Who this Gaussian splat workflow is for

  • Teams using Luma-style capture, SuperSplat-style editing, photogrammetry, NeRF, or video-to-3D workflows who need the next step after an impressive scene preview.
  • Browser game, WebGPU/WebGL, Three.js, Unity, and Unreal prototype builders deciding whether a splat should stay a visual backdrop or become lighter mesh-based props.
  • Technical artists and indie developers who need conservative cleanup notes instead of unsupported claims that a splat or point cloud is already a production-ready asset.

Splat cleanup checklist

  • Upload or import the splat, PLY, point cloud, GLB, OBJ, video-to-3D package, or converted mesh and record file_type and source_tool.
  • Preview scale, scene bounds, camera framing, visible artifacts, data weight, material or texture assumptions, and whether the output has usable asset boundaries.
  • Decide the target path: browser viewer, Three.js background, Unity or Unreal reference, collision proxy, low-poly prop rebuild, or playable prototype backdrop.
  • Reduce heavy data, split usable chunks, write mesh conversion caveats, and avoid promising physics, navigation, rigging, or collision readiness without manual review.
  • Export with engine_target, export_format, failed_upload_reason, edit_to_export, and remaining manual cleanup notes captured for later workflow analysis.

Best-fit workflows

Browser 3D viewer

Keep the splat or scene as a visual-first viewer asset, then optimize loading, framing, and mobile fallback notes.

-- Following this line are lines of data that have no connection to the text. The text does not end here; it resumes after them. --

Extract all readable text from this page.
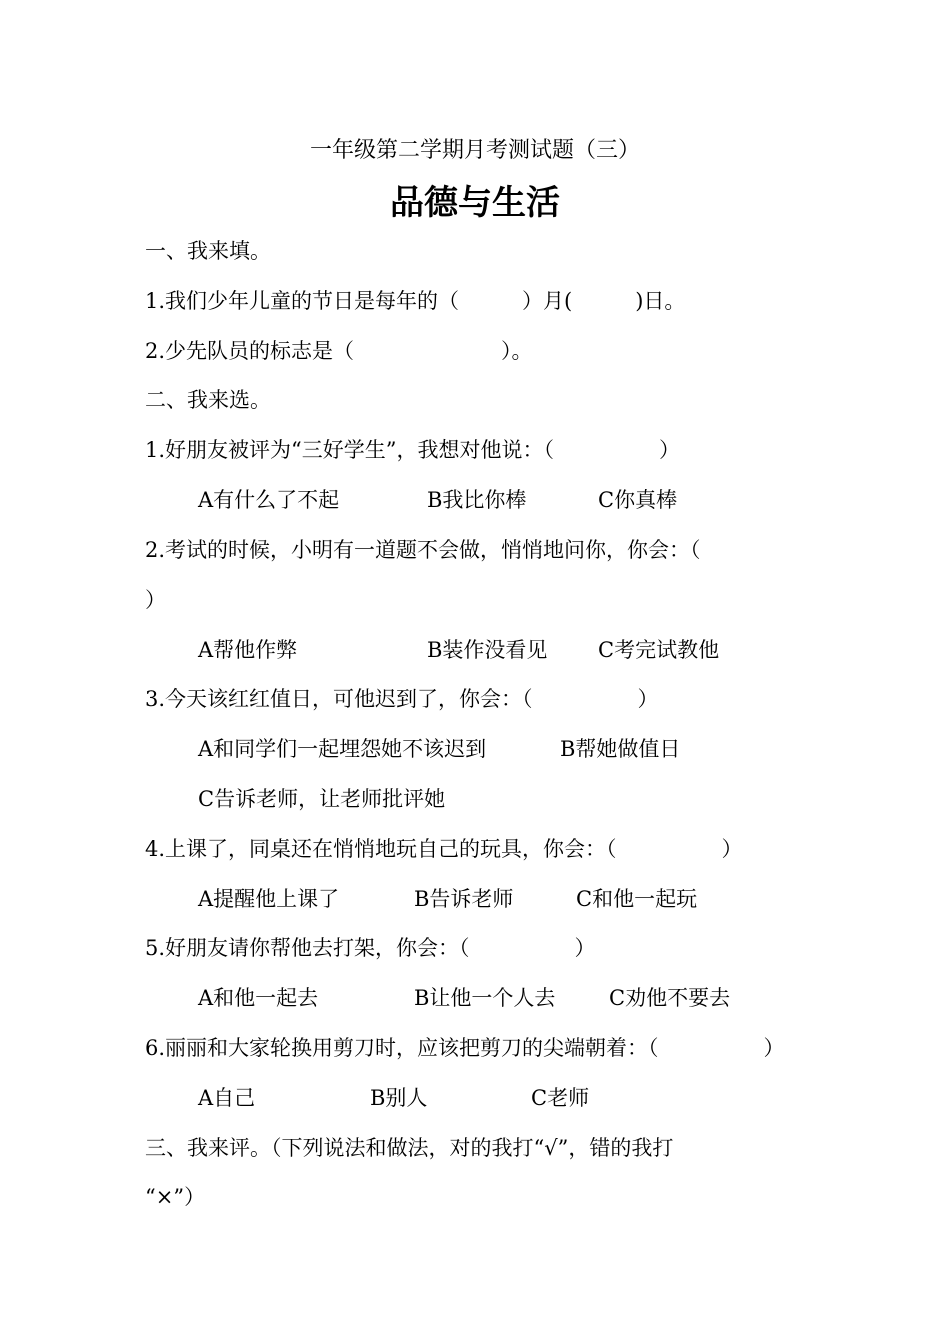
一年级第二学期月考测试题（三）
品德与生活
一、我来填。
1.我们少年儿童的节日是每年的（　　　）月(　　　)日。
2.少先队员的标志是（　　　　　　　）。
二、我来选。
1.好朋友被评为“三好学生”，我想对他说：（　　　　　）
A有什么了不起	B我比你棒	C你真棒
2.考试的时候，小明有一道题不会做，悄悄地问你，你会：（
）
A帮他作弊	B装作没看见 C考完试教他
3.今天该红红值日，可他迟到了，你会：（　　　　　）
A和同学们一起埋怨她不该迟到	B帮她做值日
C告诉老师，让老师批评她
4.上课了，同桌还在悄悄地玩自己的玩具，你会：（　　　　　）
A提醒他上课了	B告诉老师	C和他一起玩
5.好朋友请你帮他去打架，你会：（　　　　　）
A和他一起去	B让他一个人去	C劝他不要去
6.丽丽和大家轮换用剪刀时，应该把剪刀的尖端朝着：（　　　　　）
A自己	B别人	C老师
三、我来评。（下列说法和做法，对的我打“√”，错的我打
“×”）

Three.js or WebGPU prototype

Use the capture as a backdrop or reference, then prepare lighter GLB props when gameplay needs collisions or interaction.

Unity or Unreal blockout

Normalize scale, document conversion limits, and create proxy geometry notes before scene placement.

World Cup or campaign mini-game

Use generic stadium, fan-zone, collectible, or product-scene references while avoiding protected team, player, logo, or venue IP unless rights are cleared.

Splat output problem

Splat output problemWhy it blocks playable useSEELE workflow
Splat is not a meshIt may look good in a viewer but lacks reliable collision, navigation, rigging, or editable prop boundaries.Classify it as viewer backdrop, reference, proxy, or mesh-conversion candidate before export.
Scene is too heavyLarge PLY, splat, point-cloud, or texture output slows browser and prototype iteration.Reduce weight, split assets, and document GLB, PLY, or OBJ handoff limits.
Wrong scale or boundsUnity, Unreal, WebGL, WebGPU, or Three.js placement becomes unreliable.Normalize bounds, pivot notes, camera framing, and engine_target metadata.
Captured IP or real-world marksEvents, venues, logos, products, and likenesses can create rights risk.Use generic replacement assets or obtain rights before public game, ad, or campaign use.

FAQ

Are Gaussian splats game-ready assets?

Not by default. A Gaussian splat can be useful for visual reconstruction or browser viewing, but gameplay use often needs mesh conversion, collision proxies, scale review, optimization, and manual engine testing.

Can SEELE convert every splat into a mesh?

Do not assume that. This page positions SEELE as an editor-first workflow for inspecting exported splat, PLY, mesh, GLB, OBJ, or packaged scene outputs and documenting the safest next step.

Which formats should I check for splat workflows?

Check the actual export package first. PLY and splat formats are common for reconstruction viewers; GLB or OBJ may be needed for mesh handoff, but conversion quality and material behavior must be reviewed.

Can this support World Cup or product campaign scenes?

Yes, for generic stadium, mascot, collectible, product-viewer, or fan-zone workflows. Do not use protected team, player, venue, product, logo, or likeness assets unless you have rights.